There is little doubt that Houston Rockets All-Star guard James Harden is an extremely talented basketball player — guys don't make the All-NBA First Team by accident, no matter how controversial there selections prove to be. But Harden gets the sort of criticism that most elite stars don't receive. Harden's lackadaisical and often just horrible defense has been extensively documented, and it doesn't help that he also occasionally makes ill-considered comments about his teammates and mocked at least one very respected member of the media. There's a not uncommon belief that Harden doesn't really get what it takes to be the top dog on a title contender, which makes it a bigger deal than usual when he, like many athletes before him, overestimates his standing in the sport.

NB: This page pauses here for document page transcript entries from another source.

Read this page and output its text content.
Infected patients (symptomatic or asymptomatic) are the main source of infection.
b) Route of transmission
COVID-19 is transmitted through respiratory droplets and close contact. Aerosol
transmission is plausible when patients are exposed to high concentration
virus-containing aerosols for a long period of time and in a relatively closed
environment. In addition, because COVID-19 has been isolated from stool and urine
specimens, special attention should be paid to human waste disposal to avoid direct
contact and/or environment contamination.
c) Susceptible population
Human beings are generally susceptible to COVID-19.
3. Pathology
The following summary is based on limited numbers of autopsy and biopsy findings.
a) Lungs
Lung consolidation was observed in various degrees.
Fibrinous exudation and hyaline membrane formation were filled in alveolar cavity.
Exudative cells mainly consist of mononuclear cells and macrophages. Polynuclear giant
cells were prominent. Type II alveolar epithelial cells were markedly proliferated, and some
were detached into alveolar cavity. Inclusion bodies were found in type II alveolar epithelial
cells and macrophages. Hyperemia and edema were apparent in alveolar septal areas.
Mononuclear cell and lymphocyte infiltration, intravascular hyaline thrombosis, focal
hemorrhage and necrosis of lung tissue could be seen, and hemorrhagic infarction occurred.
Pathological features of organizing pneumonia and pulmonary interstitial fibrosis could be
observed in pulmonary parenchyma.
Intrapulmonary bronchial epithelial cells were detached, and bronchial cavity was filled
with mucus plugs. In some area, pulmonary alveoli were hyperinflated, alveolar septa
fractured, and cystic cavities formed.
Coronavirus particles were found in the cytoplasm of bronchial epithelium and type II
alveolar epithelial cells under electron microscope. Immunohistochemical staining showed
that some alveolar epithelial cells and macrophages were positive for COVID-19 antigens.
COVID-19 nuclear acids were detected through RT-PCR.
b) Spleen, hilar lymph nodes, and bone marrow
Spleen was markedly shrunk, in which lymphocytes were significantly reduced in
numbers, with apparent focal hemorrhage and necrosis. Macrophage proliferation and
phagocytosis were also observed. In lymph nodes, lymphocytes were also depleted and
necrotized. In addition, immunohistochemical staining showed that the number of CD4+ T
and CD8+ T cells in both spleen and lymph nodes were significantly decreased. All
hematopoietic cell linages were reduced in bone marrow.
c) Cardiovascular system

Although Harden turned 25 years old just this Tuesday, he is one of the most experienced players on Team USA as it heads into Saturday's opening game of the FIBA World Cup of Basketball in Spain. As such, Harden sees himself as a leader. If that appears a bit presumptuous of him, then please consider that USA Basketball chairman Jerry Colangelo believes Harden is taking well to the role. From Michael Lee for The Washington Post (via EOB):
“Right now, I think I would look to Harden as that leader,” USA Basketball chairman Jerry Colangelo said as his team continues to prepare for the tournament in which the winner earns an automatic berth in the 2016 Olympics in Rio de Janeiro. “Harden is kind of a natural leader and he seems to be willing to accept that role. And you can just kind of feel it and sense. He’s the one.” [...]
Colangelo said Harden has been one of the team’s most vocal players and has helped elevate practices with his effort and tenacity.

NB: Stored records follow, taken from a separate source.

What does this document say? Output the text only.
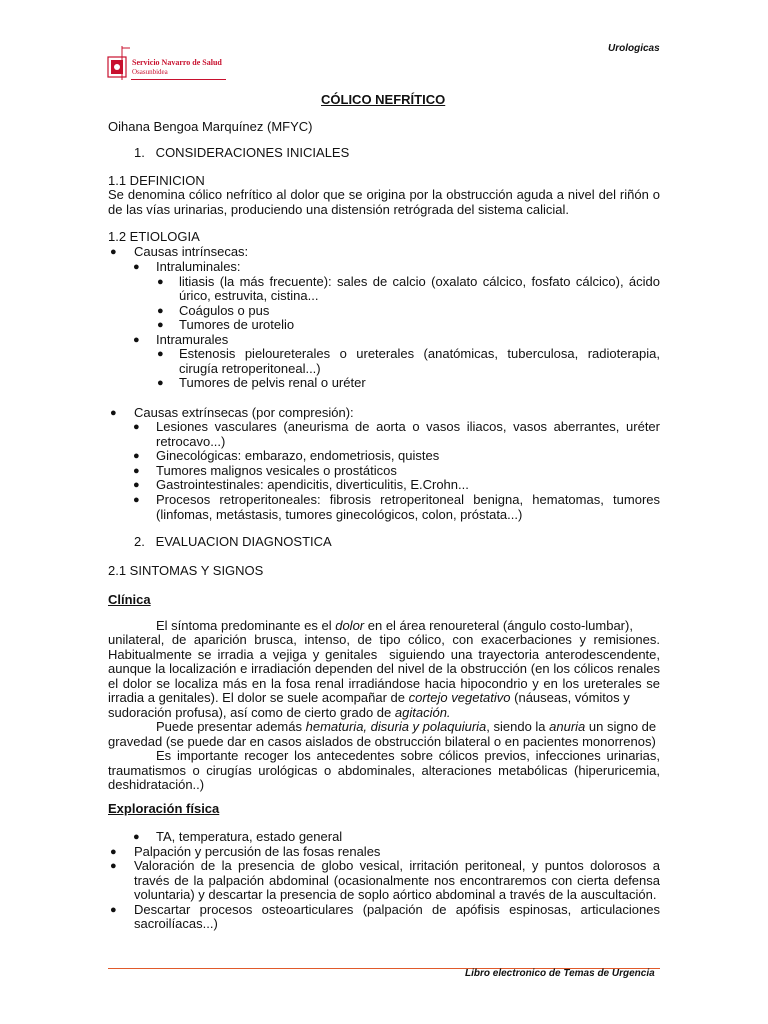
Servicio Navarro de Salud
Osasunbidea
Urologicas
CÓLICO NEFRÍTICO
Oihana Bengoa Marquínez (MFYC)
1.   CONSIDERACIONES INICIALES
1.1 DEFINICION
Se denomina cólico nefrítico al dolor que se origina por la obstrucción aguda a nivel del riñón o
de las vías urinarias, produciendo una distensión retrógrada del sistema calicial.
1.2 ETIOLOGIA
● Causas intrínsecas:
● Intraluminales:
● litiasis (la más frecuente): sales de calcio (oxalato cálcico, fosfato cálcico), ácido
úrico, estruvita, cistina...
● Coágulos o pus
● Tumores de urotelio
● Intramurales
● Estenosis pieloureterales o ureterales (anatómicas, tuberculosa, radioterapia,
cirugía retroperitoneal...)
● Tumores de pelvis renal o uréter
● Causas extrínsecas (por compresión):
● Lesiones vasculares (aneurisma de aorta o vasos iliacos, vasos aberrantes, uréter
retrocavo...)
● Ginecológicas: embarazo, endometriosis, quistes
● Tumores malignos vesicales o prostáticos
● Gastrointestinales: apendicitis, diverticulitis, E.Crohn...
● Procesos retroperitoneales: fibrosis retroperitoneal benigna, hematomas, tumores
(linfomas, metástasis, tumores ginecológicos, colon, próstata...)
2.   EVALUACION DIAGNOSTICA
2.1 SINTOMAS Y SIGNOS
Clínica
El síntoma predominante es el dolor en el área renoureteral (ángulo costo-lumbar),
unilateral, de aparición brusca, intenso, de tipo cólico, con exacerbaciones y remisiones.
Habitualmente se irradia a vejiga y genitales  siguiendo una trayectoria anterodescendente,
aunque la localización e irradiación dependen del nivel de la obstrucción (en los cólicos renales
el dolor se localiza más en la fosa renal irradiándose hacia hipocondrio y en los ureterales se
irradia a genitales). El dolor se suele acompañar de cortejo vegetativo (náuseas, vómitos y
sudoración profusa), así como de cierto grado de agitación.
Puede presentar además hematuria, disuria y polaquiuria, siendo la anuria un signo de
gravedad (se puede dar en casos aislados de obstrucción bilateral o en pacientes monorrenos)
Es importante recoger los antecedentes sobre cólicos previos, infecciones urinarias,
traumatismos o cirugías urológicas o abdominales, alteraciones metabólicas (hiperuricemia,
deshidratación..)
Exploración física
● TA, temperatura, estado general
● Palpación y percusión de las fosas renales
● Valoración de la presencia de globo vesical, irritación peritoneal, y puntos dolorosos a
través de la palpación abdominal (ocasionalmente nos encontraremos con cierta defensa
voluntaria) y descartar la presencia de soplo aórtico abdominal a través de la auscultación.
● Descartar procesos osteoarticulares (palpación de apófisis espinosas, articulaciones
sacroilíacas...)
Libro electronico de Temas de Urgencia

“I don’t know if he’s been waiting [to lead]. It’s evolved,” Colangelo said. “He came in as a pretty high draft pick. Got off to a great start in Oklahoma City. Whether he was disappointed or surprised by what transpired, he found himself in another uniform and that’s part of life in pro sports and the NBA, and I think he’s adjusted to that and his numbers get bigger and he’s being recognized more and more as the player he is. And this is a great platform for him to come out as a leader.” [...]
“This is a different platform,” Harden said. “A platform that I haven’t really been on before, but I think most of us haven’t been on it, either. I think we’re all kind of figuring it out together. That’s what’s going to be so special about this team. We figure it out together and we come out with a gold medal, it makes it that much more special.”
Lee notes elsewhere that Harden is one of just two players on the 2014 roster to have also played on the 2012 Olympic team — Anthony Davis is the other — so it makes sense that he would be seen as something of an elder statesman. It's possible to argue that Harden earned the role by default after the withdrawal of Kevin Durant and in the absence of players like Kevin Love, but there seems to be little doubt that the Rockets star is occupying the role for Team USA right now. That's notable in itself, if only because NBA fans haven't been conditioned to think of Harden as the sort of guy who is capable of leading a roster of stars (diminished or not) in a major international tournament. We're not sure he's ready to represent Houston on a major stage, let alone the most powerful basketball country in the world.
Colangelo's praise is important, but it's also true that it's his job to talk up the positive qualities of the national-team experience in order to convince fans and prospective players that the squad represents the best of America. If an increasingly vulnerable Team USA fails to win gold in the World Cup, it's easy to see public opinion on Harden turning increasingly sour, if only because leadership and championship-readiness are often defined in terms of what someone did most recently. Anything less than convincing victory will suggest that Harden lacks what it takes to lead the national team.
In other words, it would be prudent not to declare any certainty about Harden's leadership ability, because it's at least partially dependent on the result of the World Cup. Plus, even if Team USA does develop into a dominant squad that wins every game convincingly, Harden will face a whole new challenge with the Rockets this fall. To paraphrase a cliche, the true test of a leader — or maybe just the true test of a leader's reputation — comes when the going gets tough.